Entering into the largest personal care market in Africa and the second-largest economy of the continent, the company has expanded its portfolio as it already had a presence in the country with its flagship soap brand Santoor. With this, the company will also assess its launch in India in terms of attractive packaging, perfume parameters and gifting by February.
Vineet Agrawal, chief executive at WCCL commented, “We are clear that we want a footprint in developing countries where we have a headway and penetration and consumption goes up. South Africa is a developing country with a per capita income of USD 6300, which is three times that of India. Canway has grown double-digit over the years. It gives us a tremendous base."

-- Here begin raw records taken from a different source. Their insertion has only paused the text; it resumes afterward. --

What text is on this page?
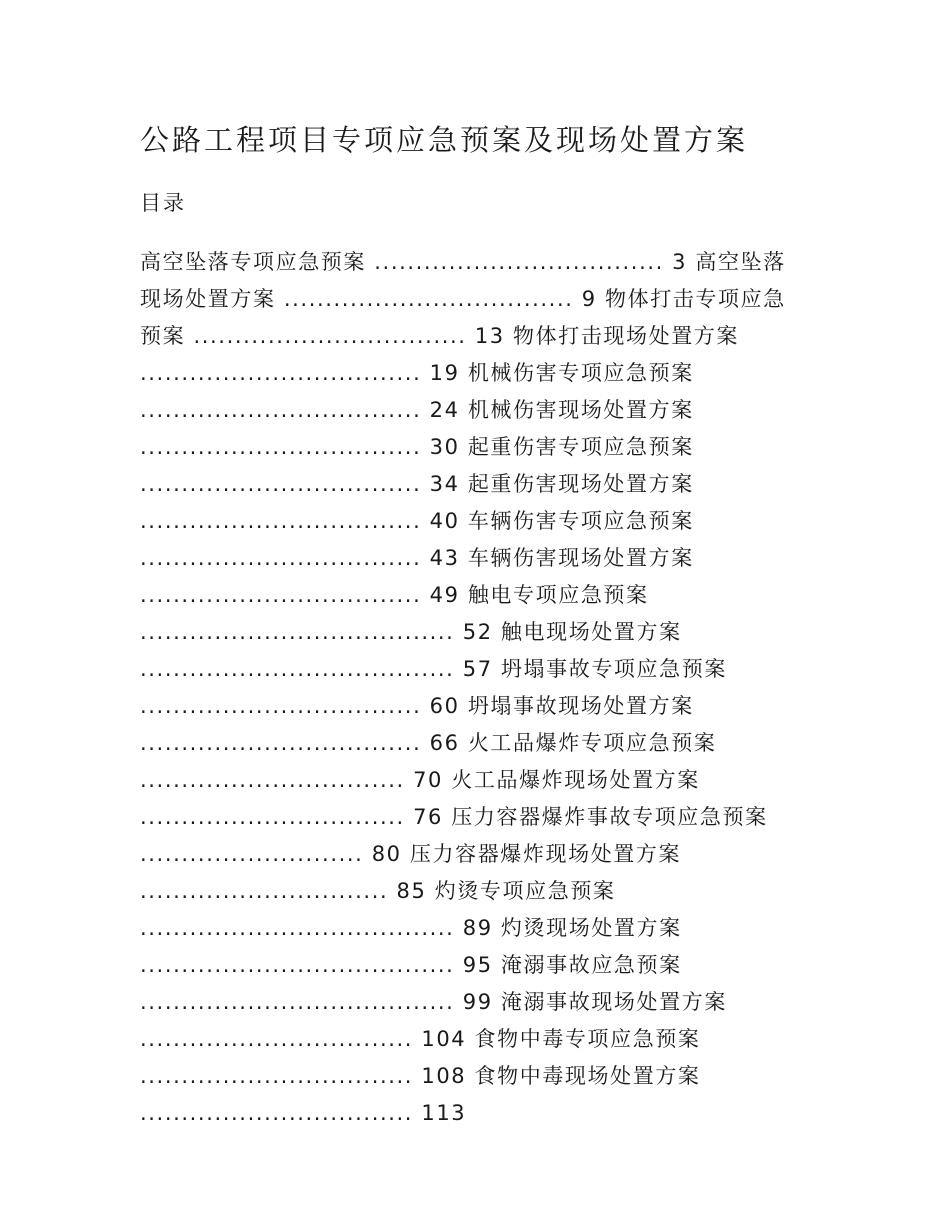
公路工程项目专项应急预案及现场处置方案
目录
高空坠落专项应急预案 ................................... 3 高空坠落
现场处置方案 ................................... 9 物体打击专项应急
预案 ................................. 13 物体打击现场处置方案
.................................. 19 机械伤害专项应急预案
.................................. 24 机械伤害现场处置方案
.................................. 30 起重伤害专项应急预案
.................................. 34 起重伤害现场处置方案
.................................. 40 车辆伤害专项应急预案
.................................. 43 车辆伤害现场处置方案
.................................. 49 触电专项应急预案
...................................... 52 触电现场处置方案
...................................... 57 坍塌事故专项应急预案
.................................. 60 坍塌事故现场处置方案
.................................. 66 火工品爆炸专项应急预案
................................ 70 火工品爆炸现场处置方案
................................ 76 压力容器爆炸事故专项应急预案
........................... 80 压力容器爆炸现场处置方案
.............................. 85 灼烫专项应急预案
...................................... 89 灼烫现场处置方案
...................................... 95 淹溺事故应急预案
...................................... 99 淹溺事故现场处置方案
................................. 104 食物中毒专项应急预案
................................. 108 食物中毒现场处置方案
................................. 113
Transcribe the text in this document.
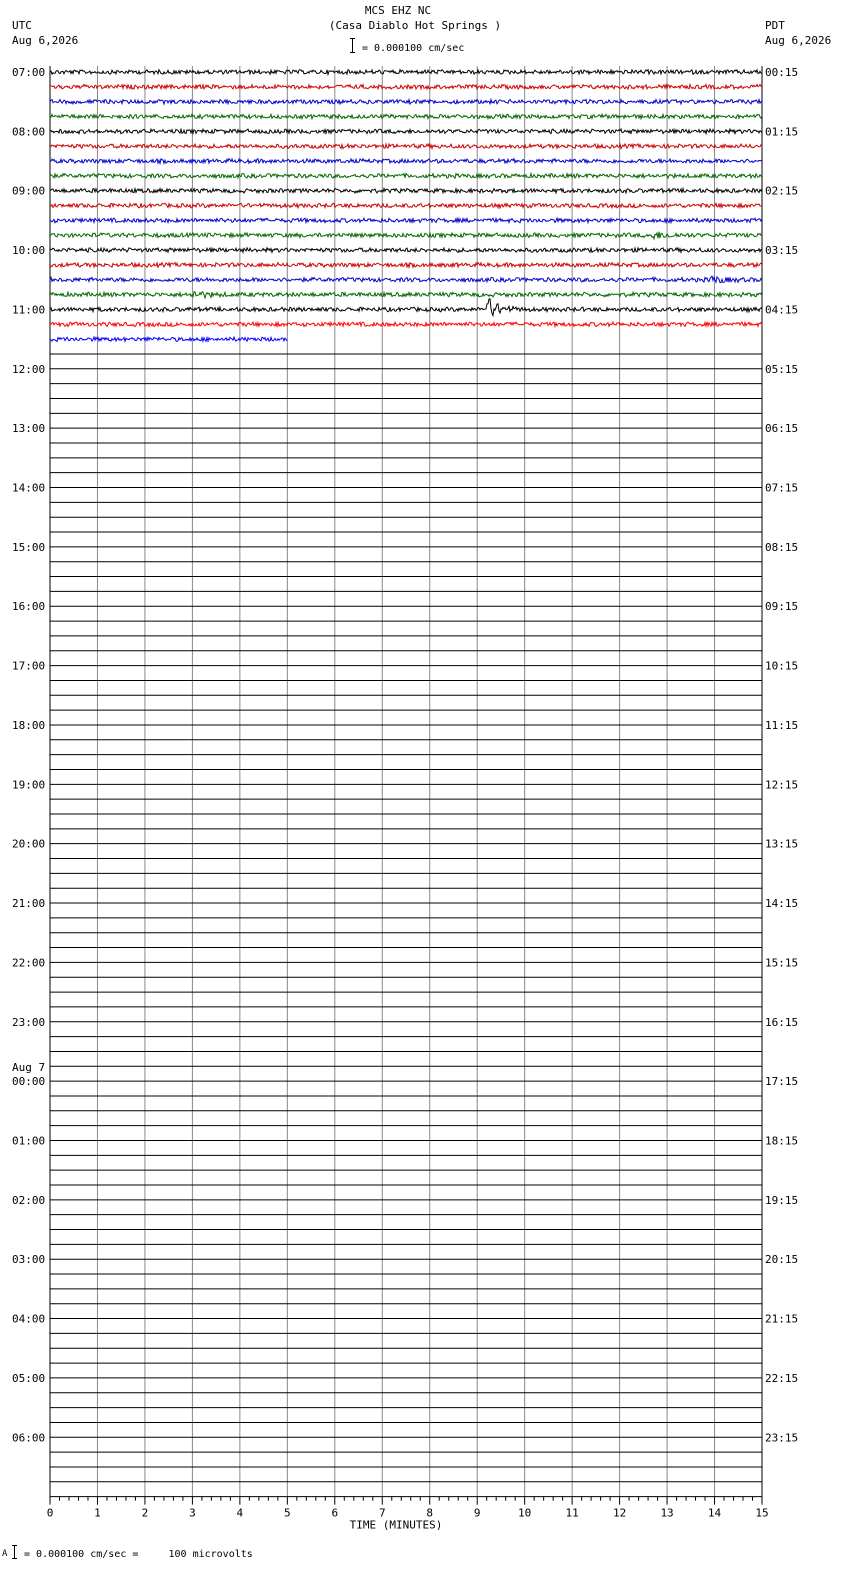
MCS EHZ NC
(Casa Diablo Hot Springs )
= 0.000100 cm/sec
UTC
Aug 6,2026
PDT
Aug 6,2026
0	1	2	3	4	5	6	7	8	9	10	11	12	13	14	15
TIME (MINUTES)
07:00
08:00
09:00
10:00
11:00
12:00
13:00
14:00
15:00
16:00
17:00
18:00
19:00
20:00
21:00
22:00
23:00
00:00
Aug 7
01:00
02:00
03:00
04:00
05:00
06:00
00:15
01:15
02:15
03:15
04:15
05:15
06:15
07:15
08:15
09:15
10:15
11:15
12:15
13:15
14:15
15:15
16:15
17:15
18:15
19:15
20:15
21:15
22:15
23:15
A = 0.000100 cm/sec =     100 microvolts
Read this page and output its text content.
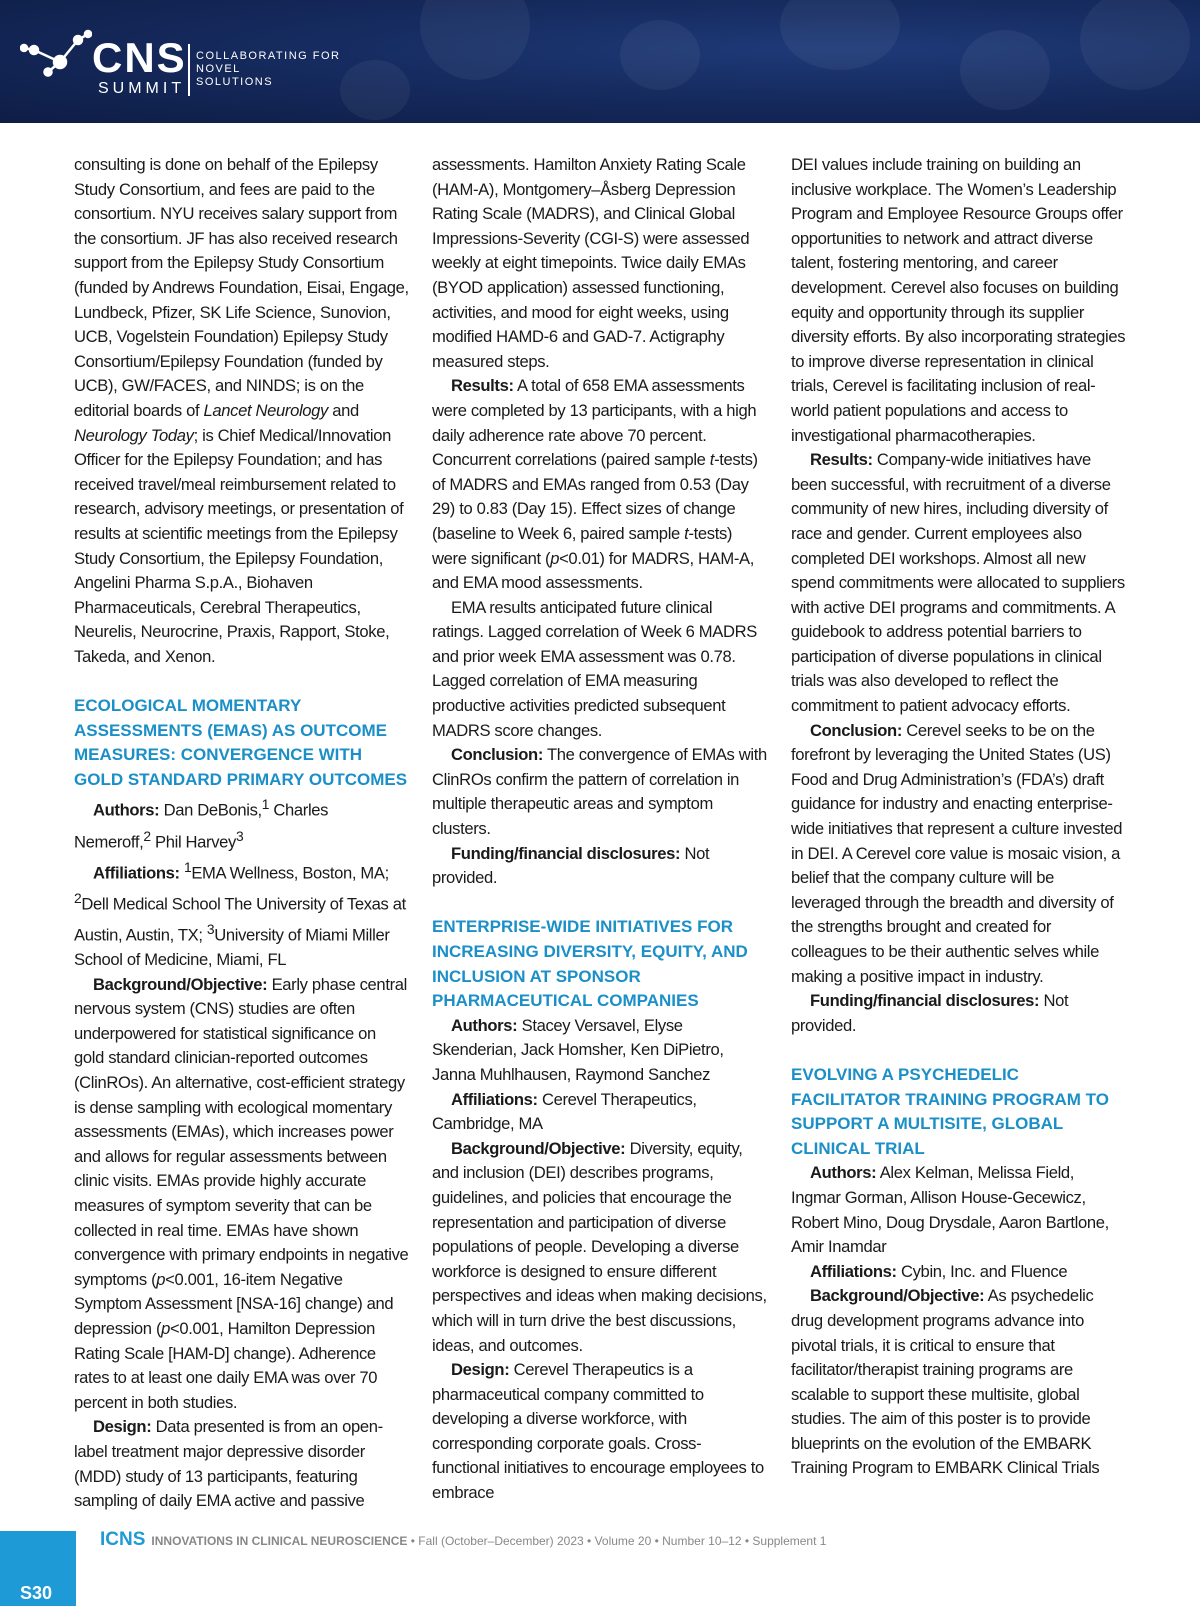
CNS
SUMMIT
COLLABORATING FOR
NOVEL
SOLUTIONS

consulting is done on behalf of the Epilepsy Study Consortium, and fees are paid to the consortium. NYU receives salary support from the consortium. JF has also received research support from the Epilepsy Study Consortium (funded by Andrews Foundation, Eisai, Engage, Lundbeck, Pfizer, SK Life Science, Sunovion, UCB, Vogelstein Foundation) Epilepsy Study Consortium/Epilepsy Foundation (funded by UCB), GW/FACES, and NINDS; is on the editorial boards of Lancet Neurology and Neurology Today; is Chief Medical/Innovation Officer for the Epilepsy Foundation; and has received travel/meal reimbursement related to research, advisory meetings, or presentation of results at scientific meetings from the Epilepsy Study Consortium, the Epilepsy Foundation, Angelini Pharma S.p.A., Biohaven Pharmaceuticals, Cerebral Therapeutics, Neurelis, Neurocrine, Praxis, Rapport, Stoke, Takeda, and Xenon.

ECOLOGICAL MOMENTARY ASSESSMENTS (EMAS) AS OUTCOME MEASURES: CONVERGENCE WITH GOLD STANDARD PRIMARY OUTCOMES

Authors: Dan DeBonis,$^1$ Charles Nemeroff,$^2$ Phil Harvey$^3$

Affiliations: $^1$EMA Wellness, Boston, MA; $^2$Dell Medical School The University of Texas at Austin, Austin, TX; $^3$University of Miami Miller School of Medicine, Miami, FL

Background/Objective: Early phase central nervous system (CNS) studies are often underpowered for statistical significance on gold standard clinician-reported outcomes (ClinROs). An alternative, cost-efficient strategy is dense sampling with ecological momentary assessments (EMAs), which increases power and allows for regular assessments between clinic visits. EMAs provide highly accurate measures of symptom severity that can be collected in real time. EMAs have shown convergence with primary endpoints in negative symptoms (p<0.001, 16-item Negative Symptom Assessment [NSA-16] change) and depression (p<0.001, Hamilton Depression Rating Scale [HAM-D] change). Adherence rates to at least one daily EMA was over 70 percent in both studies.

Design: Data presented is from an open-label treatment major depressive disorder (MDD) study of 13 participants, featuring sampling of daily EMA active and passive

assessments. Hamilton Anxiety Rating Scale (HAM-A), Montgomery–Åsberg Depression Rating Scale (MADRS), and Clinical Global Impressions-Severity (CGI-S) were assessed weekly at eight timepoints. Twice daily EMAs (BYOD application) assessed functioning, activities, and mood for eight weeks, using modified HAMD-6 and GAD-7. Actigraphy measured steps.

Results: A total of 658 EMA assessments were completed by 13 participants, with a high daily adherence rate above 70 percent. Concurrent correlations (paired sample t-tests) of MADRS and EMAs ranged from 0.53 (Day 29) to 0.83 (Day 15). Effect sizes of change (baseline to Week 6, paired sample t-tests) were significant (p<0.01) for MADRS, HAM-A, and EMA mood assessments.

EMA results anticipated future clinical ratings. Lagged correlation of Week 6 MADRS and prior week EMA assessment was 0.78. Lagged correlation of EMA measuring productive activities predicted subsequent MADRS score changes.

Conclusion: The convergence of EMAs with ClinROs confirm the pattern of correlation in multiple therapeutic areas and symptom clusters.

Funding/financial disclosures: Not provided.

ENTERPRISE-WIDE INITIATIVES FOR INCREASING DIVERSITY, EQUITY, AND INCLUSION AT SPONSOR PHARMACEUTICAL COMPANIES

Authors: Stacey Versavel, Elyse Skenderian, Jack Homsher, Ken DiPietro, Janna Muhlhausen, Raymond Sanchez

Affiliations: Cerevel Therapeutics, Cambridge, MA

Background/Objective: Diversity, equity, and inclusion (DEI) describes programs, guidelines, and policies that encourage the representation and participation of diverse populations of people. Developing a diverse workforce is designed to ensure different perspectives and ideas when making decisions, which will in turn drive the best discussions, ideas, and outcomes.

Design: Cerevel Therapeutics is a pharmaceutical company committed to developing a diverse workforce, with corresponding corporate goals. Cross-functional initiatives to encourage employees to embrace

DEI values include training on building an inclusive workplace. The Women’s Leadership Program and Employee Resource Groups offer opportunities to network and attract diverse talent, fostering mentoring, and career development. Cerevel also focuses on building equity and opportunity through its supplier diversity efforts. By also incorporating strategies to improve diverse representation in clinical trials, Cerevel is facilitating inclusion of real-world patient populations and access to investigational pharmacotherapies.

Results: Company-wide initiatives have been successful, with recruitment of a diverse community of new hires, including diversity of race and gender. Current employees also completed DEI workshops. Almost all new spend commitments were allocated to suppliers with active DEI programs and commitments. A guidebook to address potential barriers to participation of diverse populations in clinical trials was also developed to reflect the commitment to patient advocacy efforts.

Conclusion: Cerevel seeks to be on the forefront by leveraging the United States (US) Food and Drug Administration’s (FDA’s) draft guidance for industry and enacting enterprise-wide initiatives that represent a culture invested in DEI. A Cerevel core value is mosaic vision, a belief that the company culture will be leveraged through the breadth and diversity of the strengths brought and created for colleagues to be their authentic selves while making a positive impact in industry.

Funding/financial disclosures: Not provided.

EVOLVING A PSYCHEDELIC FACILITATOR TRAINING PROGRAM TO SUPPORT A MULTISITE, GLOBAL CLINICAL TRIAL

Authors: Alex Kelman, Melissa Field, Ingmar Gorman, Allison House-Gecewicz, Robert Mino, Doug Drysdale, Aaron Bartlone, Amir Inamdar

Affiliations: Cybin, Inc. and Fluence

Background/Objective: As psychedelic drug development programs advance into pivotal trials, it is critical to ensure that facilitator/therapist training programs are scalable to support these multisite, global studies. The aim of this poster is to provide blueprints on the evolution of the EMBARK Training Program to EMBARK Clinical Trials

S30
ICNS INNOVATIONS IN CLINICAL NEUROSCIENCE • Fall (October–December) 2023 • Volume 20 • Number 10–12 • Supplement 1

This year, the company has also acquired the Philippines-based personal care maker Splash Corporation for an undisclosed amount to enter the country which has a consumer base of around 100 million. The company's largest deal was in 2007 when it acquired Singapore’s Unza Holdings about Rs1000 crore.
“We have spent USD 950 million over the last 17 years on 12 acquisitions. This is the first time that WCCL has made two acquisitions this fiscal. The geographies are different and we are equipped to handle two acquisitions in a year now.”
“Post the Philippines acquisition in Splash in April, we roughly earned 54% of our business from overseas. Since this deal is relatively smaller, we will remain at the same value,” Agrawal added.
The company said that it will continue to look at markets in Africa, Asia, and Eastern Europe.